Not applicable, as there is no training set described.

§ 872.3640 Endosseous dental implant.

(a)
Identification. An endosseous dental implant is a prescription device made of a material such as titanium or titanium alloy that is intended to be surgically placed in the bone of the upper or lower jaw arches to provide support for prosthetic devices, such as artificial teeth, in order to restore a patient's chewing function.(b)
Classification. (1) Class II (special controls). The device is classified as class II if it is a root-form endosseous dental implant. The root-form endosseous dental implant is characterized by four geometrically distinct types: Basket, screw, solid cylinder, and hollow cylinder. The guidance document entitled “Class II Special Controls Guidance Document: Root-Form Endosseous Dental Implants and Endosseous Dental Implant Abutments” will serve as the special control. (See § 872.1(e) for the availability of this guidance document.)(2)
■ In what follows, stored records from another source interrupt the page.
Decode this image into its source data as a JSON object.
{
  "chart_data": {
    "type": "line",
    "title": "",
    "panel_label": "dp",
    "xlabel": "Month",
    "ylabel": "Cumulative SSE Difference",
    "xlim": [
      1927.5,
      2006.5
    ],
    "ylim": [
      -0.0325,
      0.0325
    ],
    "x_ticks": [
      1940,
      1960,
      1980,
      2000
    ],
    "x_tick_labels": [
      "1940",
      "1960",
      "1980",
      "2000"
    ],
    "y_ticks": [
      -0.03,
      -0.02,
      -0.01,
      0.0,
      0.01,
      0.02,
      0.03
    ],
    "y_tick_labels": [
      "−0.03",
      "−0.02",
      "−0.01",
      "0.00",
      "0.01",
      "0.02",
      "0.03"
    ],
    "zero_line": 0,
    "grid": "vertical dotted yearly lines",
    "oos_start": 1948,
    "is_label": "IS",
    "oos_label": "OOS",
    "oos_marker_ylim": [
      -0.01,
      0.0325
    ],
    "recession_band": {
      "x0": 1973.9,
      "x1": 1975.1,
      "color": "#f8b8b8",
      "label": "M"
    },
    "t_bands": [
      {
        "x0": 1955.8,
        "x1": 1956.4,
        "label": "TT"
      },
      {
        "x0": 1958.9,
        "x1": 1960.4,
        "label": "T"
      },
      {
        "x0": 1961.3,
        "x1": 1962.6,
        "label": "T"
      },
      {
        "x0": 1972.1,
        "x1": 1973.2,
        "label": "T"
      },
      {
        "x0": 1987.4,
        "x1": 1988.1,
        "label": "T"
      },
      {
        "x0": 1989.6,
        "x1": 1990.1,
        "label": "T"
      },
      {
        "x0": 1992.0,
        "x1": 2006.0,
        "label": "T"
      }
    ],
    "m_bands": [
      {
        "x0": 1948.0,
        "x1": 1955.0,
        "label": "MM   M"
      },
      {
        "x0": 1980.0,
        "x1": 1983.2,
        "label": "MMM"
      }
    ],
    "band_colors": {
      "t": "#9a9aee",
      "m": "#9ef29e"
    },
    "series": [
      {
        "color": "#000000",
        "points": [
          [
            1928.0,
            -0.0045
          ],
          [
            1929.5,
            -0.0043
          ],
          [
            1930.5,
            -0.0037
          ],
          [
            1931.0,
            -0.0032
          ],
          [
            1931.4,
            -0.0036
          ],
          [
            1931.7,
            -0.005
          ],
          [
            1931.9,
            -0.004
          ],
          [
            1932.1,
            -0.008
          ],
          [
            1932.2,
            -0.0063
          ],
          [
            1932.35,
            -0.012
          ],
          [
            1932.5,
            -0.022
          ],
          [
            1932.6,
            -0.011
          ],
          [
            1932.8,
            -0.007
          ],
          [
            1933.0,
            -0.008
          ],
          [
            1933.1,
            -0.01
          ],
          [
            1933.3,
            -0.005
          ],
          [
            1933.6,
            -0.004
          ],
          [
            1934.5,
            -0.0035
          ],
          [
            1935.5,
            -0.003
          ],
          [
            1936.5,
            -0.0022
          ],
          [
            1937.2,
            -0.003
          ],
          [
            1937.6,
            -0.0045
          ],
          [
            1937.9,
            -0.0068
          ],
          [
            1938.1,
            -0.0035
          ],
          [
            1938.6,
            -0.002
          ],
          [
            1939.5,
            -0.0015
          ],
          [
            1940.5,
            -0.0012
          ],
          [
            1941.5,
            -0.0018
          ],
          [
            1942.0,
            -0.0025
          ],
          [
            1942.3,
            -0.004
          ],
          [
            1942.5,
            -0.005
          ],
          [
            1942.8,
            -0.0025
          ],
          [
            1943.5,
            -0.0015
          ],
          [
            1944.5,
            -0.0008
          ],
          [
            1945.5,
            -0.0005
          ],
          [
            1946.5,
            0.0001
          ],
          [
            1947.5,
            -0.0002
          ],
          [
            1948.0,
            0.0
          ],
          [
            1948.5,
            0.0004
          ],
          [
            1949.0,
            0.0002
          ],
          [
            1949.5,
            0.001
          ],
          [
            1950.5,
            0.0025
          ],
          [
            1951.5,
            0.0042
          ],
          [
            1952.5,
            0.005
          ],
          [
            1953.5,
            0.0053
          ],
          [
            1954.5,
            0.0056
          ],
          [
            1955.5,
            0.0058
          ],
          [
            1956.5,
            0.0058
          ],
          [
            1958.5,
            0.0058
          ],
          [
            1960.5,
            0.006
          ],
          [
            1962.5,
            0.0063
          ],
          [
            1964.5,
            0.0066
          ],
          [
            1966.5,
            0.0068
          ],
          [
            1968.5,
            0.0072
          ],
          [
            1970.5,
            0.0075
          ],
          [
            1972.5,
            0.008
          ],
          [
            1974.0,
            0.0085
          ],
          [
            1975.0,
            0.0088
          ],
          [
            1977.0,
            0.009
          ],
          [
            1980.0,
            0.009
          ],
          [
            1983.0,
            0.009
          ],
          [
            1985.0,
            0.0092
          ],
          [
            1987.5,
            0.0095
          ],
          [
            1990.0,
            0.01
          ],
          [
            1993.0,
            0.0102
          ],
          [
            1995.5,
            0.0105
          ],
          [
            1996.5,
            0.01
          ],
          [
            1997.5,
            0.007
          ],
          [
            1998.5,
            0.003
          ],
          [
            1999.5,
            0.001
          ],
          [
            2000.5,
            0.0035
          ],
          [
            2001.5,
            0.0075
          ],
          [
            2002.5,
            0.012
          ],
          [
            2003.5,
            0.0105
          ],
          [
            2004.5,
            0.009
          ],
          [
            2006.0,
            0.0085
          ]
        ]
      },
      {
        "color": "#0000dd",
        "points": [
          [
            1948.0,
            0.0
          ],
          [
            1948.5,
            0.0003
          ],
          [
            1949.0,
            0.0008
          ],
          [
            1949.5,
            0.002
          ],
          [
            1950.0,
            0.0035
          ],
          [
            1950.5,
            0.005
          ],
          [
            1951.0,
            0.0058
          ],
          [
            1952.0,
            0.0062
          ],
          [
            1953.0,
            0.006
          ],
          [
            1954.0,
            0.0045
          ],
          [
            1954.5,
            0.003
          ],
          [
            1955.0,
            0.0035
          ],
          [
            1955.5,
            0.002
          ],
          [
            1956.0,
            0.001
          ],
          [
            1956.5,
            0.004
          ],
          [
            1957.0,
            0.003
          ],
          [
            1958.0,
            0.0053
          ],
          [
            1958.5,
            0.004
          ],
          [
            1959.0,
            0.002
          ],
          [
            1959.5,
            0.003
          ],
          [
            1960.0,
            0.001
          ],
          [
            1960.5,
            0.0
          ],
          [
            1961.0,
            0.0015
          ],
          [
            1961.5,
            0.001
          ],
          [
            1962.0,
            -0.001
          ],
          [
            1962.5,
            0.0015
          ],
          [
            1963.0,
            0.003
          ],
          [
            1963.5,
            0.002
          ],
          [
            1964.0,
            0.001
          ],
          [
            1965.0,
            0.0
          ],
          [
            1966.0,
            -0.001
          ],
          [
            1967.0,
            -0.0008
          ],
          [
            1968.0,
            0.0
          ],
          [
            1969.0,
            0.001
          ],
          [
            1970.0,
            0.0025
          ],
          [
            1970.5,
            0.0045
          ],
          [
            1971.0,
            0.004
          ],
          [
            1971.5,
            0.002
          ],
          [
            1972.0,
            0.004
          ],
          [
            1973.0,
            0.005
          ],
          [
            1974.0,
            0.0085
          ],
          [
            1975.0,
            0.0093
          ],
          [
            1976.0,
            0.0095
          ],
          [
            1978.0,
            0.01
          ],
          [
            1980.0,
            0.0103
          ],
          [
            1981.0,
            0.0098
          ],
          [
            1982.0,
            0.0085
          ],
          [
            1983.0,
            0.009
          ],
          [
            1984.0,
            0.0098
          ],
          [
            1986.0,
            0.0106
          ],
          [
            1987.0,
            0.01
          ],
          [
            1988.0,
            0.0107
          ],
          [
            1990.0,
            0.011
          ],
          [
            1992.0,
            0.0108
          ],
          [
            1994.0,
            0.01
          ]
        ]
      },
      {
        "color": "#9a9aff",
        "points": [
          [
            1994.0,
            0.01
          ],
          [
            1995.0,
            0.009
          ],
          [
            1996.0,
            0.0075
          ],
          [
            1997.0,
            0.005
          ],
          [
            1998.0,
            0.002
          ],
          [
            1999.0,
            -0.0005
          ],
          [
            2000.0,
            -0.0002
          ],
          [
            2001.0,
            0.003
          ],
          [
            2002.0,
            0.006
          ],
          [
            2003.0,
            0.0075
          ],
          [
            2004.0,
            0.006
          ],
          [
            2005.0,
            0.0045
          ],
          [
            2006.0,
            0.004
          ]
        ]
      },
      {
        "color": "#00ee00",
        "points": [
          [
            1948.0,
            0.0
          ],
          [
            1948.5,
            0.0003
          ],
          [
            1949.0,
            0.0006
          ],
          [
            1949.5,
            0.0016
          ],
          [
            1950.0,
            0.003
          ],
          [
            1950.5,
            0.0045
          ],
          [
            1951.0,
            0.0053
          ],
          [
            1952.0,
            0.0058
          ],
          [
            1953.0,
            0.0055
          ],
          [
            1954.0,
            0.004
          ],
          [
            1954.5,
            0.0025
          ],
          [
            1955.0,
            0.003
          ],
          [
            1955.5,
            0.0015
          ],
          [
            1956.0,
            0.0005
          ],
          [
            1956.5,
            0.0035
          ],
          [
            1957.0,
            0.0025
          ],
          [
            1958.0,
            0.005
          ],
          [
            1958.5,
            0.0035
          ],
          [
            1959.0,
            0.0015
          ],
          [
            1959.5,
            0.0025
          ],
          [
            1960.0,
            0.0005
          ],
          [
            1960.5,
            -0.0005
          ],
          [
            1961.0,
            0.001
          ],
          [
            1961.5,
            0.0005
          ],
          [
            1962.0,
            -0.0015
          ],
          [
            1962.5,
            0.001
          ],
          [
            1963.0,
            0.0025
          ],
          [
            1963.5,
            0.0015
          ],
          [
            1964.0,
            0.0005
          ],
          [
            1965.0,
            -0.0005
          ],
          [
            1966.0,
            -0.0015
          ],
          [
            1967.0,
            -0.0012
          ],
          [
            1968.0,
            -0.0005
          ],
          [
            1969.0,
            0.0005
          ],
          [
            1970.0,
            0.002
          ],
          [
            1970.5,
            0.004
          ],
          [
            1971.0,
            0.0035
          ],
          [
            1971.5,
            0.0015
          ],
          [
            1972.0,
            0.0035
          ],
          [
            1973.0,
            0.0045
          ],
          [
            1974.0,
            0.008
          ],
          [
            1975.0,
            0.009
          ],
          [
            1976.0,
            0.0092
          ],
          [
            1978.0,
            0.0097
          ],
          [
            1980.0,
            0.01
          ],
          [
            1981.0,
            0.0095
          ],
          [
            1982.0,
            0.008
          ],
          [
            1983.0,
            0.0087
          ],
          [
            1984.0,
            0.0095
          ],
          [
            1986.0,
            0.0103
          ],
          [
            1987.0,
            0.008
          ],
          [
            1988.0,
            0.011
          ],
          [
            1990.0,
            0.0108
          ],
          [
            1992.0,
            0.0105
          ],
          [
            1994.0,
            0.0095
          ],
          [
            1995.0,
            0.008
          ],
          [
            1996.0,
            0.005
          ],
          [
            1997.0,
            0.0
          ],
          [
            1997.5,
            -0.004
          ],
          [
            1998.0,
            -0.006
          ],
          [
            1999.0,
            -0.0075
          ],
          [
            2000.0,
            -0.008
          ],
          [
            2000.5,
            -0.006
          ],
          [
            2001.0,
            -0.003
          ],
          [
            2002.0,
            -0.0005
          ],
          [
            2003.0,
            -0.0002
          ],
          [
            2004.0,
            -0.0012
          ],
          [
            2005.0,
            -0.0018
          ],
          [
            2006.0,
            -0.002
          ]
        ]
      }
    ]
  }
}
Classification. Class II (special controls). The device is classified as class II if it is a blade-form endosseous dental implant. The special controls for this device are:(i) The design characteristics of the device must ensure that the geometry and material composition are consistent with the intended use;
(ii) Mechanical performance (fatigue) testing under simulated physiological conditions to demonstrate maximum load (endurance limit) when the device is subjected to compressive and shear loads;
(iii) Corrosion testing under simulated physiological conditions to demonstrate corrosion potential of each metal or alloy, couple potential for an assembled dissimilar metal implant system, and corrosion rate for an assembled dissimilar metal implant system;
(iv) The device must be demonstrated to be biocompatible;
(v) Sterility testing must demonstrate the sterility of the device;
(vi) Performance testing to evaluate the compatibility of the device in a magnetic resonance (MR) environment;
(vii) Labeling must include a clear description of the technological features, how the device should be used in patients, detailed surgical protocol and restoration procedures, relevant precautions and warnings based on the clinical use of the device, and qualifications and training requirements for device users including technicians and clinicians;
(viii) Patient labeling must contain a description of how the device works, how the device is placed, how the patient needs to care for the implant, possible adverse events and how to report any complications; and
(ix) Documented clinical experience must demonstrate safe and effective use and capture any adverse events observed during clinical use.